Estudo mais recente, elaborado por pesquisadores da USP e Unifesp entre índios Xavantes, no Mato Grosso, revelou obesidade em metade da população e índice de prevalência de diabetes de 28,2% entre a população adulta — quatro vezes maior que a média no país. Segundo Mendes, esses males são, em parte, “efeitos colaterais” de políticas assistenciais, como o Bolsa Família.
— A gente vê com muita preocupação o consumo de produtos industrializados, que estão provocando obesidade e doenças relacionadas em terras indígenas — conta o diretor da Funai. — Existem pesquisas que associam esse problema à extensão de programas de assistência social, como Bolsa Família e aposentadoria rural, que são positivos, mas têm efeitos colaterais. Com o dinheiro, eles estão mudando os hábitos alimentares, inserindo muitos carboidratos e produtos açucarados.

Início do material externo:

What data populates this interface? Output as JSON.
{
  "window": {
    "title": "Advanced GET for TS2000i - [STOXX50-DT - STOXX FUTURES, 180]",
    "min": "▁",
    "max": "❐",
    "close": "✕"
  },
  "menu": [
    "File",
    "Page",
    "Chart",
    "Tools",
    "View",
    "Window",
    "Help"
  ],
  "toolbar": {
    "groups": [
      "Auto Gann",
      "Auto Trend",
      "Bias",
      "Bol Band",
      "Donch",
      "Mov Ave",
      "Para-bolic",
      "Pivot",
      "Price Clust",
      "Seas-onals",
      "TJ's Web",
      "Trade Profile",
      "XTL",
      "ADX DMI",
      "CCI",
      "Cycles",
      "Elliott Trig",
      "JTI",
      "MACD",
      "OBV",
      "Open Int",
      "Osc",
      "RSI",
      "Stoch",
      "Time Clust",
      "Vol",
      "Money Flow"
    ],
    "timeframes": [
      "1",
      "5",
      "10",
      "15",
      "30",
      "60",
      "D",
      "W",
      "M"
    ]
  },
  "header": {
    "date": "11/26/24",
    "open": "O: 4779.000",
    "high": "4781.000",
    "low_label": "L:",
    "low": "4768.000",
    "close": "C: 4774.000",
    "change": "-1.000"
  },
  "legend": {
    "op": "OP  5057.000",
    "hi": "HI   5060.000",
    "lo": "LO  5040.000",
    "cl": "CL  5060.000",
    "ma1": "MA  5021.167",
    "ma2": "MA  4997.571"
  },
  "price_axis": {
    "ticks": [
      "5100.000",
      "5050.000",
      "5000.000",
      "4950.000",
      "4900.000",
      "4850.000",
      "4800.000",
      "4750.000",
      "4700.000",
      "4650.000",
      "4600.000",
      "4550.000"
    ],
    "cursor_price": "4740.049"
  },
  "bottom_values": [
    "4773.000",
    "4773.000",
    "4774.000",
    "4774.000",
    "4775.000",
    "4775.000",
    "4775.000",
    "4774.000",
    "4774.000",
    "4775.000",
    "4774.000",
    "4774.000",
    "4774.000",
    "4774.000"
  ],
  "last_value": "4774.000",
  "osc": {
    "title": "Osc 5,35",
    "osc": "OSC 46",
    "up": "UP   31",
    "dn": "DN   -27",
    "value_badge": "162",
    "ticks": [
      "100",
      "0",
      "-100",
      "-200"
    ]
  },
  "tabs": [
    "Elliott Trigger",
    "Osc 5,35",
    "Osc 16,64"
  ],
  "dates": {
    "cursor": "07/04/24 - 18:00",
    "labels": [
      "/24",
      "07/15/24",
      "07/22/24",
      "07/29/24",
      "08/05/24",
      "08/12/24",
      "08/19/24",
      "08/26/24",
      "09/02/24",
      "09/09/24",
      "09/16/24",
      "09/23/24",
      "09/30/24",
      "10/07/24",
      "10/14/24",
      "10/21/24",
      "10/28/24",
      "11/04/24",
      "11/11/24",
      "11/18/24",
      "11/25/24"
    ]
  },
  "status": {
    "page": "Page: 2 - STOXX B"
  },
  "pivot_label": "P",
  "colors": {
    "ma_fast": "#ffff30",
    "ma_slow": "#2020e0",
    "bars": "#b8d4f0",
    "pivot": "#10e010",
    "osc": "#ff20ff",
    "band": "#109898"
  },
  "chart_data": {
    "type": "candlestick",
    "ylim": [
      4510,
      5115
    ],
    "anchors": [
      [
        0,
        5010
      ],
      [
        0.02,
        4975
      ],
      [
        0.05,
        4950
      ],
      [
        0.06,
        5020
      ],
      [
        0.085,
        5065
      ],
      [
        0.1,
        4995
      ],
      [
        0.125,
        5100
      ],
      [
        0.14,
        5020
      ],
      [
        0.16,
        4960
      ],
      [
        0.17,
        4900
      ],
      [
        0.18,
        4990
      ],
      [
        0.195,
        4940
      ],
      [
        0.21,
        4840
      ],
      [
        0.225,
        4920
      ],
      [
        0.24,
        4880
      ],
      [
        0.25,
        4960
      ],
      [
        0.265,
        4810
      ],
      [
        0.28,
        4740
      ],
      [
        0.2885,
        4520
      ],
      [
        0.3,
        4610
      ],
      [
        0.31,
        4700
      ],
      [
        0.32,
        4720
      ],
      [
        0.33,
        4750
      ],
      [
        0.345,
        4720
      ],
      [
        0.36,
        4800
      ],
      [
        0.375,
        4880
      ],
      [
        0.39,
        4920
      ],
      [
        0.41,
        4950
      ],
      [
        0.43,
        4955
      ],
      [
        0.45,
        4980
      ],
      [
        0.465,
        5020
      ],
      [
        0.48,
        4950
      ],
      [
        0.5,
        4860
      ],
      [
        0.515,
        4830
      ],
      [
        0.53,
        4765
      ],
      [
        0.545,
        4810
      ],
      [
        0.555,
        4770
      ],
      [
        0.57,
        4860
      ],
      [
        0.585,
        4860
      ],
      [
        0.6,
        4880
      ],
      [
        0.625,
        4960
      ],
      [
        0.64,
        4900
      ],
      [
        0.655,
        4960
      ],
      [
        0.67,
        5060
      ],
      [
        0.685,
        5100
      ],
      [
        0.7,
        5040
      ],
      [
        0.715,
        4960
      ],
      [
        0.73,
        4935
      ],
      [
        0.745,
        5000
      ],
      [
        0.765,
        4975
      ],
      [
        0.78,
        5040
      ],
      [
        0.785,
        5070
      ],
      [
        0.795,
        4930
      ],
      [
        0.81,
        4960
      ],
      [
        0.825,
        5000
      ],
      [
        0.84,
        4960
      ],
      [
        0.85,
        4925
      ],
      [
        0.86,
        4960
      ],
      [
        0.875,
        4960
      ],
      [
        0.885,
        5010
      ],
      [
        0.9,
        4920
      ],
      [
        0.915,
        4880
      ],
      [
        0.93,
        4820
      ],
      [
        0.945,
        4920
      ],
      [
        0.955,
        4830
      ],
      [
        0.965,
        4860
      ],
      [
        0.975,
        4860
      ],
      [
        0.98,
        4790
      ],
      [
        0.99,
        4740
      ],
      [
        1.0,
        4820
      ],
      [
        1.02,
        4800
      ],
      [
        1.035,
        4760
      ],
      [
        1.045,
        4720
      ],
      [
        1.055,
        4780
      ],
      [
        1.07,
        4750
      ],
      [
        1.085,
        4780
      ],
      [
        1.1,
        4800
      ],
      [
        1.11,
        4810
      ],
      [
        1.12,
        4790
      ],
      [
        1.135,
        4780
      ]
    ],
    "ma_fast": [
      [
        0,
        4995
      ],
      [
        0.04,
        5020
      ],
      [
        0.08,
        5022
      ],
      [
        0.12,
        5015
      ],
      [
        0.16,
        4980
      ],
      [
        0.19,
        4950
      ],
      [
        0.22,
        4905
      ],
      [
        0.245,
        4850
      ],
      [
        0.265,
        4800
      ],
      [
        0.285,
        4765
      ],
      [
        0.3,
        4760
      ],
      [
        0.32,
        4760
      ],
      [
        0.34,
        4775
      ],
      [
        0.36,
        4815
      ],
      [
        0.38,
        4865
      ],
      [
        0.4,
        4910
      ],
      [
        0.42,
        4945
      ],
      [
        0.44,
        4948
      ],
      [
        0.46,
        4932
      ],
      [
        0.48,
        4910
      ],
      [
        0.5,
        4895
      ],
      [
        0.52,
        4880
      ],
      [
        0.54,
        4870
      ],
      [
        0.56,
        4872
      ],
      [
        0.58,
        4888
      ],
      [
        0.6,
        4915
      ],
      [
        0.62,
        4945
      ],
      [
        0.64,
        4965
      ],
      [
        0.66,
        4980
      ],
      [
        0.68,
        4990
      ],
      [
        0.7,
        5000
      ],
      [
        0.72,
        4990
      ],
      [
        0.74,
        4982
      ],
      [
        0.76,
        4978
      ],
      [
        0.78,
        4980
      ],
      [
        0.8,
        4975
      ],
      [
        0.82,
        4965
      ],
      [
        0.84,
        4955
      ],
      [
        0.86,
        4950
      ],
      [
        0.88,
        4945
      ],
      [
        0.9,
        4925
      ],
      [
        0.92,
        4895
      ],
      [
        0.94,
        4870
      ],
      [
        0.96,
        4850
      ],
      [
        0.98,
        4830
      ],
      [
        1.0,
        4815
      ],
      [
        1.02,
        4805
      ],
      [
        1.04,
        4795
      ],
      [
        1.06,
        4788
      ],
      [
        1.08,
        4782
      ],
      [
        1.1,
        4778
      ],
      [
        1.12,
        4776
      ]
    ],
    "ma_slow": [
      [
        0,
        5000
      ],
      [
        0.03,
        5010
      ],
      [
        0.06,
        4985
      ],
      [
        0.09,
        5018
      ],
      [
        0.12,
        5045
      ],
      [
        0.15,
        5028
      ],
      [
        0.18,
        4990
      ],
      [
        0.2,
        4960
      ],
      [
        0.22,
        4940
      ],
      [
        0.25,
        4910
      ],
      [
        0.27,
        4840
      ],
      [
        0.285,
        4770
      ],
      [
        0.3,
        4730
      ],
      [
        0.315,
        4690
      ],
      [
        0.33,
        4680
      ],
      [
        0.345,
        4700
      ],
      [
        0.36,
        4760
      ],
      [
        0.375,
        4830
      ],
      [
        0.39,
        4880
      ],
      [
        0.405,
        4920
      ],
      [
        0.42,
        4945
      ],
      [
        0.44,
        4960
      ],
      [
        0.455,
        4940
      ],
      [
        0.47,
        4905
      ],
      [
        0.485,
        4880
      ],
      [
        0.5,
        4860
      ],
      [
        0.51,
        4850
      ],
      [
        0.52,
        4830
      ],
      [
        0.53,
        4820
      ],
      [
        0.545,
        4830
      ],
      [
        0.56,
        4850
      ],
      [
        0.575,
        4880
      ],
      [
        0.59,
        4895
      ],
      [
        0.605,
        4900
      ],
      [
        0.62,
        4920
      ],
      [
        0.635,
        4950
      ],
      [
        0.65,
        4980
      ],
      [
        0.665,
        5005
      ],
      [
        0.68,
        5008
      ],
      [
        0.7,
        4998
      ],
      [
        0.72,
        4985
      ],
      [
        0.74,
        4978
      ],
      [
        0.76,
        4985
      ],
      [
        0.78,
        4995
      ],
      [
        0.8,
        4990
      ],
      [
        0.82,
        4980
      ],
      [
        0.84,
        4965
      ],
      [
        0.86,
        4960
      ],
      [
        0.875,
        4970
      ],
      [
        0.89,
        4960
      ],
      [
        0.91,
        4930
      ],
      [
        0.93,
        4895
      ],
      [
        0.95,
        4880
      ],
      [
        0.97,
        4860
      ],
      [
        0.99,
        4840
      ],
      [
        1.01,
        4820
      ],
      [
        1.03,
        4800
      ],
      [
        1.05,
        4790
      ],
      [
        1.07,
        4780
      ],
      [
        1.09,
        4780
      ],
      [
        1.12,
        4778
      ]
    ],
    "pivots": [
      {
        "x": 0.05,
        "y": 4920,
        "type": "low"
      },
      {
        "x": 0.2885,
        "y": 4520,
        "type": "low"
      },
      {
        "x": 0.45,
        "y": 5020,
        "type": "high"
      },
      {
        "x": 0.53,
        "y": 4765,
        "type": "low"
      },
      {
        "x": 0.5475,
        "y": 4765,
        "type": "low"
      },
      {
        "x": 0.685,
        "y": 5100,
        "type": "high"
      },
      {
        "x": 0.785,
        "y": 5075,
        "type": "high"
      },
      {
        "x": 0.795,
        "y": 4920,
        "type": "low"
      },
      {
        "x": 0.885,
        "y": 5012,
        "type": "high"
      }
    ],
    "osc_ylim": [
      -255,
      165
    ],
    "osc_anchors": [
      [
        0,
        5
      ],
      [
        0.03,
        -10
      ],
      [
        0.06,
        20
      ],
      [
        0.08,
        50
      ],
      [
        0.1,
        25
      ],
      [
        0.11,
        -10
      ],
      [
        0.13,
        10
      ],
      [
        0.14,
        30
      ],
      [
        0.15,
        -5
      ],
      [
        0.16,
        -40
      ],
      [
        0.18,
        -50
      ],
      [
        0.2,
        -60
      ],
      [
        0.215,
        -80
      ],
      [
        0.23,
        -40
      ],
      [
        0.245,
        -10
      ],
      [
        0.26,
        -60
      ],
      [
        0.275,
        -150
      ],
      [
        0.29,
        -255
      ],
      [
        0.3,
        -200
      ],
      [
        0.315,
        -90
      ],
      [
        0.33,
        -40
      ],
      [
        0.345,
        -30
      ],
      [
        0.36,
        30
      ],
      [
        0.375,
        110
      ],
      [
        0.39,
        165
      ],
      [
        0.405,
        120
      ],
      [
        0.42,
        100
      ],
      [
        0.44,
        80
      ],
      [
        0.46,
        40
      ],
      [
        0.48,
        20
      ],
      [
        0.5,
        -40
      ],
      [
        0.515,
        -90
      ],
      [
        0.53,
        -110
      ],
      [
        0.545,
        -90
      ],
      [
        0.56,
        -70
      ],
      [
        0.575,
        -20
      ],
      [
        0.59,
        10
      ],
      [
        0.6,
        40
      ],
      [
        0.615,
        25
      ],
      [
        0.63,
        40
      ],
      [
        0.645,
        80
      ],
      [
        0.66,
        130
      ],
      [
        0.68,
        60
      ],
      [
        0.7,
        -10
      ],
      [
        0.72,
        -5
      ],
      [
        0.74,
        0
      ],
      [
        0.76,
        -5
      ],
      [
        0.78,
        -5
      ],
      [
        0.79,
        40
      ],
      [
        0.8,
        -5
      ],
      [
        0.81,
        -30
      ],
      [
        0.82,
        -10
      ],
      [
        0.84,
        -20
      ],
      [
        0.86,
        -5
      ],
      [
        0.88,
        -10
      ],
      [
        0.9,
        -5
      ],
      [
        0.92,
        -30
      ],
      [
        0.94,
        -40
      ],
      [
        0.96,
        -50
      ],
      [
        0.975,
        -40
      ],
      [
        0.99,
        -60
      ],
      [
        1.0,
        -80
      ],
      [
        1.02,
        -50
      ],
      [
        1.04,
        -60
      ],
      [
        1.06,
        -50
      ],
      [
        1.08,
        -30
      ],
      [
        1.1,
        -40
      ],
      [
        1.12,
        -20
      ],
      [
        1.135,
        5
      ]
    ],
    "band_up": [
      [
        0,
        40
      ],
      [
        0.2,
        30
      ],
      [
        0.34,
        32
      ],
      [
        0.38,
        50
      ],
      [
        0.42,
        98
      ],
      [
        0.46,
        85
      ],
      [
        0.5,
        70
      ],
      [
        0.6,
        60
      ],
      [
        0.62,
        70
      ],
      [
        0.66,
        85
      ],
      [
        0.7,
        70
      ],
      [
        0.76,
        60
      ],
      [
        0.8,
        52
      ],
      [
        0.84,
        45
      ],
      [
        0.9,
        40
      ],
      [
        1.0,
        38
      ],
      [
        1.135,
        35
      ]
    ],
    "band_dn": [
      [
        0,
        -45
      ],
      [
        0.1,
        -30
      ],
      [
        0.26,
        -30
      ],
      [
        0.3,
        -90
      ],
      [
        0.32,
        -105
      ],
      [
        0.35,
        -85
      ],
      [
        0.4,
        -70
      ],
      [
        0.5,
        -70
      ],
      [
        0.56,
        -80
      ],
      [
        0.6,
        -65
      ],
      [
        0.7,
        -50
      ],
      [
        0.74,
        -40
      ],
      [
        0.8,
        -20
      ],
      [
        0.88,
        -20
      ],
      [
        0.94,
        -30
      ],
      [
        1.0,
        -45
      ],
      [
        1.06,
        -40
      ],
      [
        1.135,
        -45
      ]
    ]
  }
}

A substituição de crenças religiosas também é uma ameaça aos povos indígenas, afirma o pesquisador de Stanford. Nos modelos, a inserção de símbolos e novos valores provocou a redução das espécies animais e da cobertura vegetal.
Paulo Junqueira, do Instituto Socioambiental, relata que o processo de evangelização está afetando a vida de um dos povos do Parque Indígena do Xingu. Metade dos cerca de 1.500 Kawaiwetes já se converteram, provocando alterações profundas nos hábitos culturais. A vestimenta mudou, festas e rituais são proibidos, assim como o casamento com duas mulheres.
— No começo, a evangelização gerou conflitos, mas agora eles perceberam que não adianta brigar — diz Junqueira.
Segundo Mendes, a Funai observa com preocupação a atuação de missionários em territórios indígenas, mas não há muito o que se fazer a respeito.
— Essa questão é bastante delicada porque envolve a liberdade de culto — observa Mendes. — Não podemos proibir a atuação dos religiosos, a não ser que eles estejam interferindo na liberdade de culto dos índios, com flagrante desrespeito às crenças tradicionais.
Os modelos de Stanford ainda indicam consequências negativas do desmatamento no entorno dos territórios indígenas, seja pela urbanização ou pelo avanço do agronegócio, levando à queda no número de animais, extinção de espécies e redução da cobertura vegetal provocada pelo empobrecimento do solo.